Two years ago, the junta suspected monks of coordinating the biggest pro-democracy protests in 20 years, leading to a crackdown in which at least 31 people were killed.
At least seven people including two journalists were arrested by police and military intelligence officials at their homes around midnight on Tuesday, family and friends told Reuters.
They included Thant Zin Soe, an editor of local private weekly magazine, and Paing Soe Oo, a freelance reporter. The other five are university students in Yangon.
The seven are members of "Linlat Kyei," a group which helps survivors of last year's Cyclone Nargis, which killed nearly 140,000 people.
"We just don't know why they were arrested and their present whereabouts," said one source in Yangon, who asked not to be identified in fear of reprisals.
New York-based press watchdog the Committee to Protect Journalists condemned Paing Soe Oo's arrest and called for his immediate release, saying his arrest undermined the former Burma's claims of moving toward democracy.
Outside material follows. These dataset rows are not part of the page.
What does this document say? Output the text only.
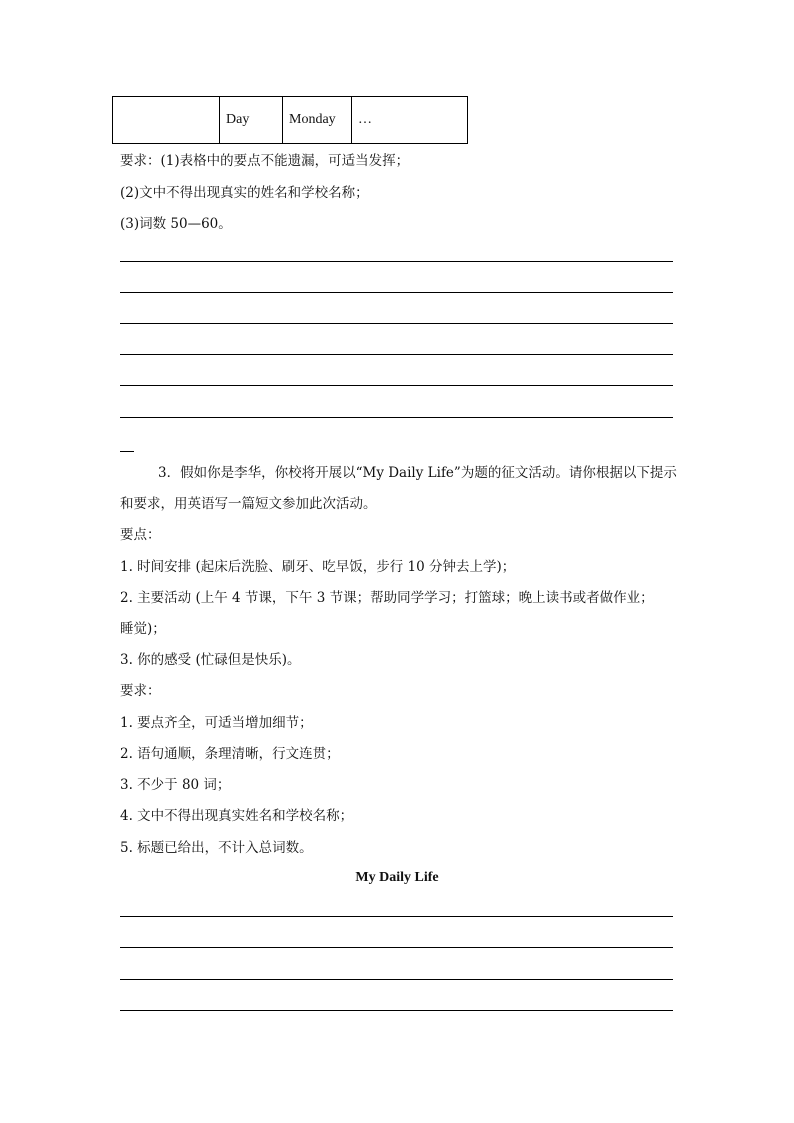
	Day	Monday	…
要求：(1)表格中的要点不能遗漏，可适当发挥；
(2)文中不得出现真实的姓名和学校名称；
(3)词数 50—60。
3．假如你是李华，你校将开展以“My Daily Life”为题的征文活动。请你根据以下提示
和要求，用英语写一篇短文参加此次活动。
要点：
1. 时间安排 (起床后洗脸、刷牙、吃早饭，步行 10 分钟去上学)；
2. 主要活动 (上午 4 节课，下午 3 节课；帮助同学学习；打篮球；晚上读书或者做作业；
睡觉)；
3. 你的感受 (忙碌但是快乐)。
要求：
1. 要点齐全，可适当增加细节；
2. 语句通顺，条理清晰，行文连贯；
3. 不少于 80 词；
4. 文中不得出现真实姓名和学校名称；
5. 标题已给出，不计入总词数。
My Daily Life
"Burma's military government claims to be moving toward democracy, yet it continues to routinely arrest and detain journalists," Shawn Crispin, the group's senior Southeast Asia representative, said in a statement.
The crackdown comes ahead of a U.S. fact-finding delegation expected soon in Myanmar as part of an exploratory dialogue with the junta following the Obama administration's announcement in September it would pursue deeper engagement with Myanmar's military rulers to try to spur democratic reform.
New elections are scheduled for next year under the final stages of a seven-step "roadmap to democracy" drawn up by the junta. A new constitution guaranteeing the army control of the country was passed in a heavily criticized referendum last year.